Question

When $1.80gm$glucose is dissolved in $90gm$of ${{H}_{2}}O$, the mole fraction of glucose is
A.$0.00399$ [AFMC$2000$]
B.$0.00199$
C.$0.0199$
D.$0.998$

Answer 1

Hint: Mole fraction is the number of moles of a component divided by the total number of moles of all the components present in the solution. Therefore we have to find out the mole number of glucose and mole number of water, then put these values in the mole fraction equation.

Formula Used:No. of moles of any component, $n=\dfrac{m}{M}$
$m=$ mass of any component
$M=$The molar mass of that component
Mole fraction of glucose, $x=\dfrac{{{n}_{glu\cos e}}}{{{n}_{glu\cos e}}+{{n}_{water}}}$
Here ${{n}_{glu\cos e}}=$number of moles of glucose
${{n}_{{{H}_{2}}O}}=$ number of moles of water

Complete answer:Here the given solute is glucose and the chemical formula of glucose is ${{C}_{6}}{{H}_{12}}{{O}_{6}}$

The molar mass of glucose,${{M}_{{{C}_{6}}{{H}_{12}}{{O}_{6}}}}=$($6\times $Atomic weight of carbon)$+$($12\times $Atomic weight of hydrogen)$+$($6\times $Atomic weight of oxygen)
$\therefore {{M}_{{{C}_{6}}{{H}_{12}}{{O}_{6}}}}=(6\times 12)+(12\times 1)+(6\times 16)=180gm/mol$

Given the mass of glucose,${{m}_{{{C}_{6}}{{H}_{12}}{{O}_{6}}}}=1.80gm$
$\therefore {{n}_{{{C}_{6}}{{H}_{12}}{{O}_{6}}}}=\dfrac{{{m}_{{{C}_{6}}{{H}_{12}}{{O}_{6}}}}}{{{M}_{{{C}_{6}}{{H}_{12}}{{O}_{6}}}}}=\dfrac{1.80gm}{180gm/mol}=0.01mol$

And the given solvent is water and the chemical formula is ${{H}_{2}}O$.
The molar mass of ${{H}_{2}}O$,${{M}_{{{H}_{2}}O}}=$($2\times $ Atomic weight of hydrogen)$+$($1\times $Atomic weight of oxygen)
${{M}_{{{H}_{2}}O}}=(2\times 1)+(1\times 16)=18gm/mol$

Given the mass of water,${{m}_{{{H}_{2}}O}}=90gm$
$\therefore {{n}_{{{H}_{2}}O}}=\dfrac{{{m}_{{{H}_{2}}O}}}{{{M}_{{{H}_{2}}O}}}=\dfrac{90gm}{18gm/mol}=5mol$

Now we can determine the mole fraction of glucose,${{X}_{{{C}_{6}}{{H}_{12}}{{O}_{6}}}}$by taking the ratio of the number of moles of solute to the total sum of the mole number of solute and solvent.

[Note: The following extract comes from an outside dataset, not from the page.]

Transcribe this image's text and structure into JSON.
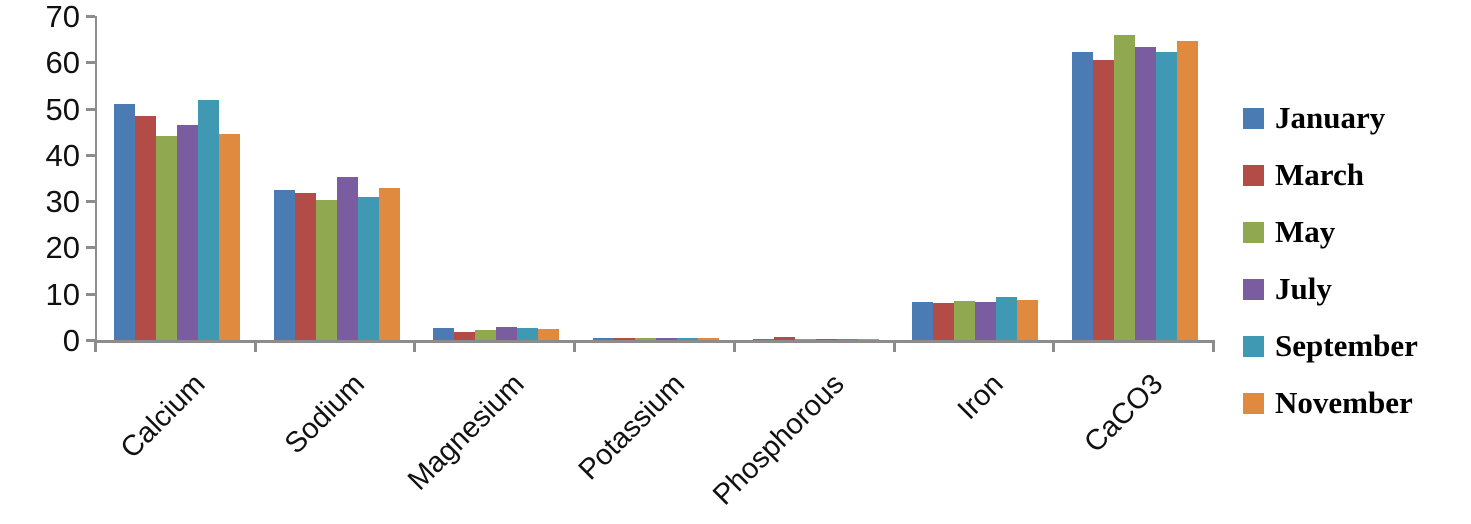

${{X}_{{{C}_{6}}{{H}_{12}}{{O}_{6}}}}=\dfrac{{{n}_{{{C}_{6}}{{H}_{12}}{{O}_{6}}}}}{{{n}_{{{C}_{6}}{{H}_{12}}{{O}_{6}}}}+{{n}_{{{H}_{2}}O}}}$ ………(i)

Putting the above values in equation (i),
${{X}_{{{C}_{6}}{{H}_{12}}{{O}_{6}}}}=\dfrac{0.01}{0.01+5}=1.99\times {{10}^{-3}}$
Or,${{X}_{{{C}_{6}}{{H}_{12}}{{O}_{6}}}}=0.00199$
Hence the mole fraction of glucose is $0.00199$.

Thus, option (B) is correct.

Note: To approach this type of problem we should take care of the formula of mole fraction, molarity, normality, number of moles, etc. And Atomic weight of chemical elements from the periodic table must be remembered, if it is not possible at least hydrogen to calcium is mandatory.